Improving productivity by finding the leaks in Microsoft Teams

Guest Author: Kevin Kieller
EnableUC

Tuesday, July 9, 2024

(Article originally posted on LinkedIn)

Microsoft Teams provides meeting and collaboration capabilities for 320 million monthly active users. Teams provides telephony services for over 20 million users, up almost 30% year-over-year.

Teams helps millions of business users be more efficient and effective, except when it doesn’t.

To be fair, many of the issues users have with Teams are not related to Teams. The overall user experience with Teams is impacted by the user’s laptop (memory, processor, other applications), the audio/video devices being used (certified vs non-certified), and the network (corporate and especially home WiFi/internet).

Teams is solid except when it “leaks”. When Teams leaks IT professionals are responsible for determining why and fixing the leak.

Old-fashioned techniques: Dowsing

So, how do you find the source of the leak? How do you find the problem?

Finding water has been associated with many methods over the years. Similarly detecting issues with Teams has a long history of techniques.

Dowsing to find water, often referred to as water witching or divining, is an ancient practice where individuals use a dowsing rod, typically a forked stick, to locate underground water sources.

The dowser holds the stick by its two prongs and walks over the land; when the stick dips, twitches, or exhibits any unusual behavior, it is believed to indicate the presence of water below. The method relies on the dowser’s sensitivity to environmental cues or unseen forces, which supposedly guide the movement of the rod. Despite its long history and anecdotal reports of success, dowsing lacks scientific validation and remains a controversial and largely unexplained phenomenon.

Some approaches to monitor and troubleshoot Teams can seem equally archaic as using a stick to find water.

As Teams has evolved from OCS, to Lync, to Skype for Business, some IT Pros continue to use tools that worked alright when voice and collaboration workloads were hosted on-prem but fail to provide visibility into the cloud-based, distributed environment of Teams.

New fashioned techniques: Full-stack Observability

Sure, you might get lucky and find water using a y-shaped stick.

You may also get lucky and be able to find the source of a Teams issue using the Teams Admin Center or other non-Teams specific network tools.

In both cases, you are relying on luck.

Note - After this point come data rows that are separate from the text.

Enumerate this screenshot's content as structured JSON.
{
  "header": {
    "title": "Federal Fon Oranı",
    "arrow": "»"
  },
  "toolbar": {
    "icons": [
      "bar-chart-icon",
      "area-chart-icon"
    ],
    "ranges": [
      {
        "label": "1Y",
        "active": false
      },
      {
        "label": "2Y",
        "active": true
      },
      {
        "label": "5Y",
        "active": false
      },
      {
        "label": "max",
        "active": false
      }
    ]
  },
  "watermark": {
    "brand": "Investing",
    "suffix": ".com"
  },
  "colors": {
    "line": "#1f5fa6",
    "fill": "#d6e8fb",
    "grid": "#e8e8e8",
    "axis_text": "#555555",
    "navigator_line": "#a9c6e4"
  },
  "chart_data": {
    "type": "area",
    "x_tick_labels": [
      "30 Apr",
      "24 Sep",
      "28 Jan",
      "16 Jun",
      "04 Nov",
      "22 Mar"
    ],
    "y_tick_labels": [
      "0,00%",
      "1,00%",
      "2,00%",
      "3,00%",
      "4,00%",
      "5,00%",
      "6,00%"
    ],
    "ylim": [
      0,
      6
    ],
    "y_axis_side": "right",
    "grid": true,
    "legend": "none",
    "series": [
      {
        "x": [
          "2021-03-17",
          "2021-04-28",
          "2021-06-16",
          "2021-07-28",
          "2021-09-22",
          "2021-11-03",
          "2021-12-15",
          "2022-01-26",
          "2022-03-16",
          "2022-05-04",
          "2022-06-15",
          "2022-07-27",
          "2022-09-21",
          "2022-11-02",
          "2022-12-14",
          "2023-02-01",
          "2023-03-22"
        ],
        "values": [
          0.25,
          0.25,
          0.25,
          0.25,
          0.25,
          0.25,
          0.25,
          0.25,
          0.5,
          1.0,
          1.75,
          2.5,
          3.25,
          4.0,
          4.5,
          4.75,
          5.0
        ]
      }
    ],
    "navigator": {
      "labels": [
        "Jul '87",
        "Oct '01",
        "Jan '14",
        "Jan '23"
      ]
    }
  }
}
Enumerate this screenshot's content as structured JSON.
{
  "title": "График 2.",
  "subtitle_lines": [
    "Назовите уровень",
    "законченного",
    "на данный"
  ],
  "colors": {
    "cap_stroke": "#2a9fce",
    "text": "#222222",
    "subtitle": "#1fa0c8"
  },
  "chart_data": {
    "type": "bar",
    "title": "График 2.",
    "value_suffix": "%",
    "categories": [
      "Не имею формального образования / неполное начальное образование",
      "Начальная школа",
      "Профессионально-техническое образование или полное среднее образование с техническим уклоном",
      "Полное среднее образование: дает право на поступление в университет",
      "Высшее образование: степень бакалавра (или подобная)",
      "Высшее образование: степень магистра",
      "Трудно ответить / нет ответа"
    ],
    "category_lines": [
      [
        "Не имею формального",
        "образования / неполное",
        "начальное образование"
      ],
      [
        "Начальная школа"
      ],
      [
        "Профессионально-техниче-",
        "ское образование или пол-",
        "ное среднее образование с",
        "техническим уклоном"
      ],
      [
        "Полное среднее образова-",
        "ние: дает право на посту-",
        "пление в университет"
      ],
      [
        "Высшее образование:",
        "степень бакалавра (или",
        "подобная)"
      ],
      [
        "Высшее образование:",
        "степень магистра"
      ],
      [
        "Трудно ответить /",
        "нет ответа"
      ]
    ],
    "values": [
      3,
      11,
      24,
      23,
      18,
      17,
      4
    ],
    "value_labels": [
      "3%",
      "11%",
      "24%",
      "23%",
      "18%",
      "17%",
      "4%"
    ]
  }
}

The science for finding water and finding “leaks” or issues with Teams has improved greatly over the past several years.

Today, geophysicists may use surface magnetic resonance (SMR) imaging to scan the underground and map pockets of groundwater. SMR is a cost-effective, non-invasive, and powerful ground-based geophysical technique used to detect and measure groundwater compared to traditional drilling. Think of it as an x-ray for the ground.

Today, Teams administrators can use full-stack observability tools to cost-effectively identify the source of reported Teams issues and often pro-actively remediate potential issues before they become user impacting.

Full-stack observability enables the monitoring of every component in a distributed IT environment through telemetry data. It provides a real-time view of each component’s status, centralizing various outputs for a comprehensive perspective across on-premises, cloud, or hybrid setups. Full-stack observability allows for a complete understanding of system activities by analyzing the telemetry from all system parts. This becomes especially valuable as more workers operate in a hybrid mode, sometimes working from home and sometimes working in an office.

Unfortunately, both a pseudo-scientific dowsing stick and many Teams monitoring tools only look at the surface.

By monitoring all the solution parts, from the hardware up to the Teams application, a tool can provide insight into what component(s) caused an issue. Further, on-going synthetic transactions that simulate user activities can identify issues often before they have an end-impact impact.

This understanding is what led VOSS to expand its proven VOSS Insights toolset to provide full-stack monitoring.

The VOSS full-stack observability (FSO) solution seeks to:

  • Offer a dynamic unified perspective across the entire UC network
  • Analyze and enhance user experience and adoption rates
  • Monitor and evaluate service availability in accordance with agreed SLAs
  • Drastically reduce the time required to pinpoint and rectify issues
  • Supply actionable business analytics and insights
  • Streamline complexity, minimize ownership costs, and alleviate resource strain

VOSS Insights allows you to investigate telemetry from all the components that make up your UC Solution, even if you happen, like many large organizations, to use multiple UC platforms.

Upgrading Your Tools

With more users relying on Teams for both internal and external communications when they are in the office, working from home, or traveling, IT Pros who can proactively monitor and diagnose problems with Teams can find a “leak” before it becomes a “flood”, potentially overwhelming your support desk and eroding user confidence in Teams.

If you are still relying on monitoring and analytic tools from years ago, it’s time to toss your “dowsing stick” on the fire, roast some marshmallows, and then equip yourself and your team with modern and proven tools.